On the trail of a living legend
by Stephen "Sugar" Segerman (edited by Raymond Joseph)

My love affair with Rodriguez's music began in 1972 at the Airforce base in Valhalla, Pretoria. I was doing my compulsory military training, when one night someone in our bungalow brought a home-recorded tape of the new album 'Cold Fact' by Sixto Rodriguez. It was unlike anything we had ever heard and it soon became our anthem - as it was for thousands of other South Africans from all walks of life - for the remaining months of our training.

Roll the movie forward almost 20 years later to December 1994 when a seemingly unimportant event set off a train of events that ended with Rodriguez, who many believed was long dead, doing a sell-out concert tour in South Africa last month. Sitting with some friends on Camps Bay beach when a woman who had been living in the USA for several years asked me if I knew where she could find a copy of the album 'Cold Fact' as she had been unable to find it anywhere in the States. I told her that she could walk across the road and buy it at the local CNA, which she did. I then set out to try and find the first Rodriguez album which I knew as 'After The Fact' but had never heard. A hunt of all the record stores in Jo'burg proved fruitless - until a friend Andre casually mentioned that he had a copy of that album in his record collection.
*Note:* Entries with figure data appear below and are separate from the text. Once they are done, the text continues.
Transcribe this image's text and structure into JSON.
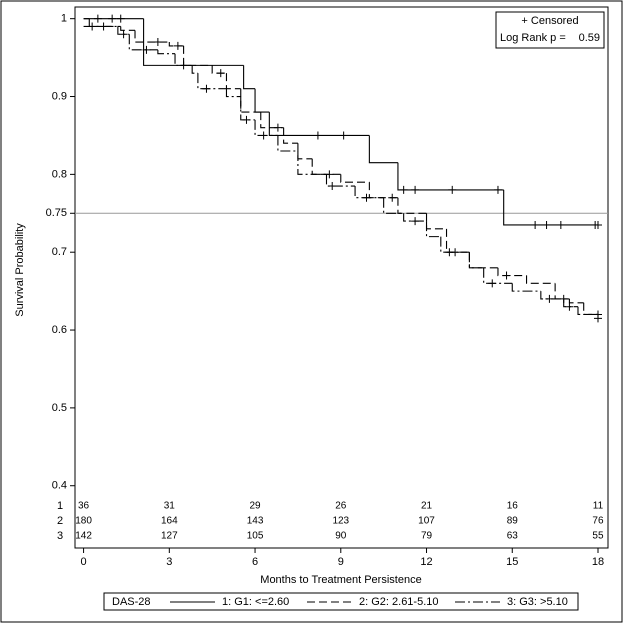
{
  "chart_data": {
    "type": "step",
    "y_label": "Survival Probability",
    "x_label": "Months to Treatment Persistence",
    "xlim": [
      -0.3,
      18.35
    ],
    "xticks": [
      0,
      3,
      6,
      9,
      12,
      15,
      18
    ],
    "ylim": [
      0.32,
      1.015
    ],
    "yticks": [
      0.4,
      0.5,
      0.6,
      0.7,
      0.75,
      0.8,
      0.9,
      1
    ],
    "reference_line": 0.75,
    "censor_note": "+ Censored",
    "test_label": "Log Rank p =",
    "test_value": 0.59,
    "legend_title": "DAS-28",
    "series": [
      {
        "name": "1: G1: <=2.60",
        "color": "#000000",
        "dash": "solid",
        "x": [
          0,
          2.1,
          5.6,
          6.0,
          6.5,
          10,
          11,
          14.7
        ],
        "values": [
          1,
          0.94,
          0.91,
          0.88,
          0.85,
          0.815,
          0.78,
          0.735
        ],
        "censor_x": [
          0.5,
          1.0,
          1.3,
          8.2,
          9.1,
          11.2,
          11.6,
          12.9,
          14.5,
          15.8,
          16.2,
          16.7,
          17.9,
          18
        ],
        "censor_y": [
          1,
          1,
          1,
          0.85,
          0.85,
          0.78,
          0.78,
          0.78,
          0.78,
          0.735,
          0.735,
          0.735,
          0.735,
          0.735
        ]
      },
      {
        "name": "2: G2: 2.61-5.10",
        "color": "#000000",
        "dash": "dashed",
        "x": [
          0,
          0.2,
          1.3,
          1.8,
          3.0,
          3.5,
          4.5,
          5.0,
          5.5,
          6.2,
          7.0,
          7.5,
          8.0,
          9.0,
          10.0,
          11.0,
          12.0,
          12.7,
          13.5,
          14.5,
          15.5,
          16.5,
          17.0,
          17.5
        ],
        "values": [
          1,
          0.99,
          0.985,
          0.97,
          0.965,
          0.94,
          0.93,
          0.91,
          0.88,
          0.86,
          0.84,
          0.82,
          0.8,
          0.79,
          0.77,
          0.75,
          0.73,
          0.7,
          0.68,
          0.67,
          0.66,
          0.64,
          0.635,
          0.62
        ],
        "censor_x": [
          0.7,
          2.6,
          3.3,
          4.8,
          6.8,
          8.6,
          10.8,
          13.0,
          14.8,
          16.8,
          18
        ],
        "censor_y": [
          0.99,
          0.97,
          0.965,
          0.93,
          0.86,
          0.8,
          0.77,
          0.7,
          0.67,
          0.64,
          0.62
        ]
      },
      {
        "name": "3: G3: >5.10",
        "color": "#000000",
        "dash": "dashdot",
        "x": [
          0,
          1.2,
          1.6,
          2.6,
          3.2,
          3.8,
          4.0,
          5.0,
          5.5,
          6.0,
          6.8,
          7.5,
          8.5,
          9.5,
          10.5,
          11.2,
          12.0,
          12.5,
          13.5,
          14.0,
          15.0,
          16.0,
          16.8,
          17.3,
          18.0
        ],
        "values": [
          0.99,
          0.98,
          0.96,
          0.955,
          0.94,
          0.93,
          0.91,
          0.9,
          0.87,
          0.85,
          0.83,
          0.8,
          0.785,
          0.77,
          0.75,
          0.74,
          0.72,
          0.7,
          0.68,
          0.66,
          0.65,
          0.64,
          0.63,
          0.62,
          0.615
        ],
        "censor_x": [
          0.3,
          1.4,
          2.2,
          3.5,
          4.3,
          5.7,
          6.3,
          8.7,
          9.9,
          11.6,
          12.8,
          14.3,
          16.3,
          17.0,
          18.0
        ],
        "censor_y": [
          0.99,
          0.98,
          0.96,
          0.94,
          0.91,
          0.87,
          0.85,
          0.785,
          0.77,
          0.74,
          0.7,
          0.66,
          0.64,
          0.63,
          0.615
        ]
      }
    ],
    "risk_table": [
      {
        "label": "1",
        "counts": [
          36,
          31,
          29,
          26,
          21,
          16,
          11
        ]
      },
      {
        "label": "2",
        "counts": [
          180,
          164,
          143,
          123,
          107,
          89,
          76
        ]
      },
      {
        "label": "3",
        "counts": [
          142,
          127,
          105,
          90,
          79,
          63,
          55
        ]
      }
    ]
  }
}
To cut along story short, we handed over the album to PolyGram, who had lost the master tapes, so they could remaster it. We handed it over to them with some liner notes - and finally, about 3 years ago (actually April 1996), it was released on CD.

We had been unable to find a single reference to Rodriguez in any music reference book or on the Internet - the man had simply disappeared. Finally music detective extra-ordinaire Craig Bartholomew struck gold when after months of searching, he finally dicovered Rodriguez was very much alive and well and living in Detroit, Michigan.

Then, on Sunday 14th September 1997, I received an e-mail from Eva Rodriguez Koller, Rodriguez's daughter, who asked me to phone her at her home in Junction City, Kansas. She told me her father was something of a recluse and she did not want to give out his phone number without his permission - although she added he might be willing to discuss the possibility of a tour to South Africa. An hour later, the phone rang and it was Rodriguez himself, speaking with a soft American accent, asking to speak to me. I told him about his cult status in South Africa, he told me that he would love to tour South Africa as he had completed a very successful tour of Australia over 15 years ago.

In early February 1998, Eva announced via email and on the web-board that the tour details had been finalised and that Rodriguez would be touring South Africa during March 1998. People all over South Africa were stunned to hear Rodriguez would soon be walking out onto a South African stage to receive the cheers, applause and overdue adulation that he had waited so long to receive.

The rest, as they say, is history. Rodriguez played sell-out concerts in Cape Town, backed by Big Sky and a tour of Australia and maybe the US, where he has never appeared on stage, are on the cards. So watch out for Rodriguez, who just could be the next big thing out of South Africa.